Признаться, не так много со мной возни у этой конвойной хари. Но при попытке к бегству из зоны, именуемой «жизнью», мой ангел-хранитель хватает меня за шиворот и тащит по жизненному этапу, выкручивая руки и давая пинков. И это лучшее, что он может сделать.
Придя в себя, я обнаруживаю, как правило, что пейзаж вокруг прекрасен, что мне еще нет двадцати, двадцати шести, тридцати и так далее.
Вот и сейчас я гляжу из своего окна на склон Масличной горы, неровно поросший очень старым садом и похожий на свалявшийся бок овцы, и думаю о том, что мне еще нет сорока и жизнь бесконечна...
А сейчас я расскажу, как озвучивают фильм.
Несколько кадров отснятого материала склеивают в кольцо и пускают на рабочий экран.
В небольшой студии сидят:
Режиссер, он же Творец, он же Соавтор; укладчица со студии Горького, приглашенная для немыслимого дела – при живом авторе сценария сочинять диалоги под немую артикуляцию актеров, не учивших ролей и потому на съемках моловших галиматью; второй режиссер фильма – милейший человек, так и не удосужившийся прочесть сценарий, как-то руки не дошли; оператор в белой майке с надписью по-английски: «Я устала от мужчин»; художник фильма, если он не настолько пьян, чтобы валяться в номере гостиницы; редактор фильма, в свое время уже изгадивший сценарий, а сейчас вставляющий идиотские замечания; монтажер, пара славиков-ассистентов неопределенных занятий, крутившихся на съемках под ногами; приблудный столичный актер, нагрянувший в провинцию – намолотить сотен пять; прочие случайные лица...
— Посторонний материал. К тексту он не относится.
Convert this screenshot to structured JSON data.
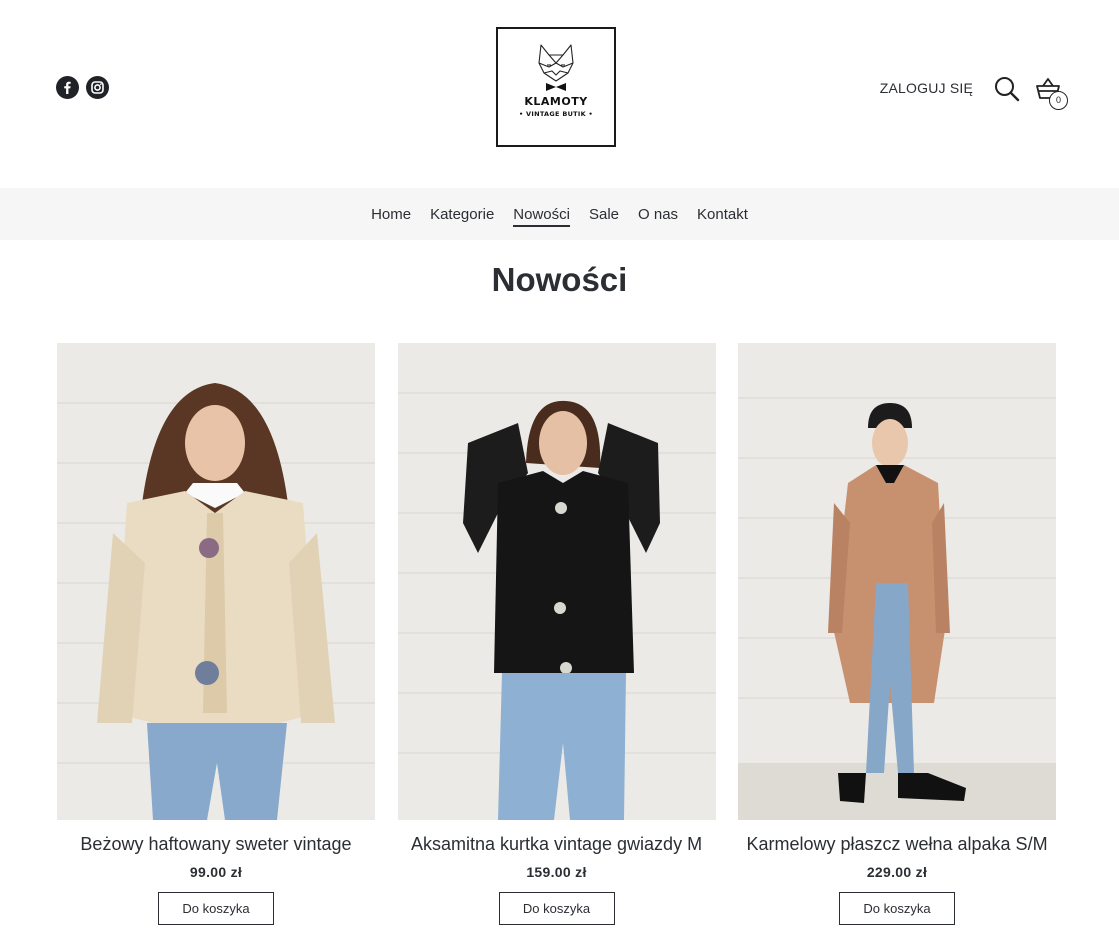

Позади всех, бессловесный и подавленный, сидит автор сценария, написанного им по некогда написанной им же повести.
Он уже не пытается отождествить физиономию на экране с образом героя его произведения и только беззвучно твердит себе, что он не автор, а дерьмо собачье, тряпка, о которую все вытирают ноги, и что пора встать наконец и объявить, что он – он, Автор! – запрещает фильм своим Авторским Правом. И полюбоваться – как запляшет вся эта камарилья...
Но автор не встает и ничего не объявляет, потому что уже вступил в жилищный кооператив и через месяц должен вносить пай за трехкомнатную квартиру...
Так вот, не знаю почему, но лучше всего на беззвучную артикуляцию актера ложится русский мат. Любое матерное ругательство как влитое укладывается в немое движение губ. Это проверено практикой.
Вам подтвердит это любой знакомый киноактер.
Боюсь, читатель решит, что я пишу юмористический рассказ. А между тем я давно уже не способна на то веселое напряжение души, которое и есть чувство юмора и напоминает усилия гребца, идущего в канавке вверх по реке... В последние годы я все чаще отдаюсь течению жизни, я сушу весла и просто глазею по сторонам. Там, на берегах этой речки, все еще немало любопытного.
Собственно, для того чтобы рассказать, как озвучивают фильм, я должна рассказать сначала, как его снимают и даже – как пишут сценарий. Не потому, что это интересно или необходимо знать, а потому, что одно влечет за собой другое.
Пожалуй даже, я расскажу вообще все с самого начала.
У меня когда-то был приятель, милый порывистый мальчик, – он сочинял песни и исполнял их под гитару затаенно-мужественным баритоном.
Он и сегодня жив-здоров, но сейчас он адвокат, а это, согласитесь, уже совсем другой образ. Кроме того, он уехал в другую страну.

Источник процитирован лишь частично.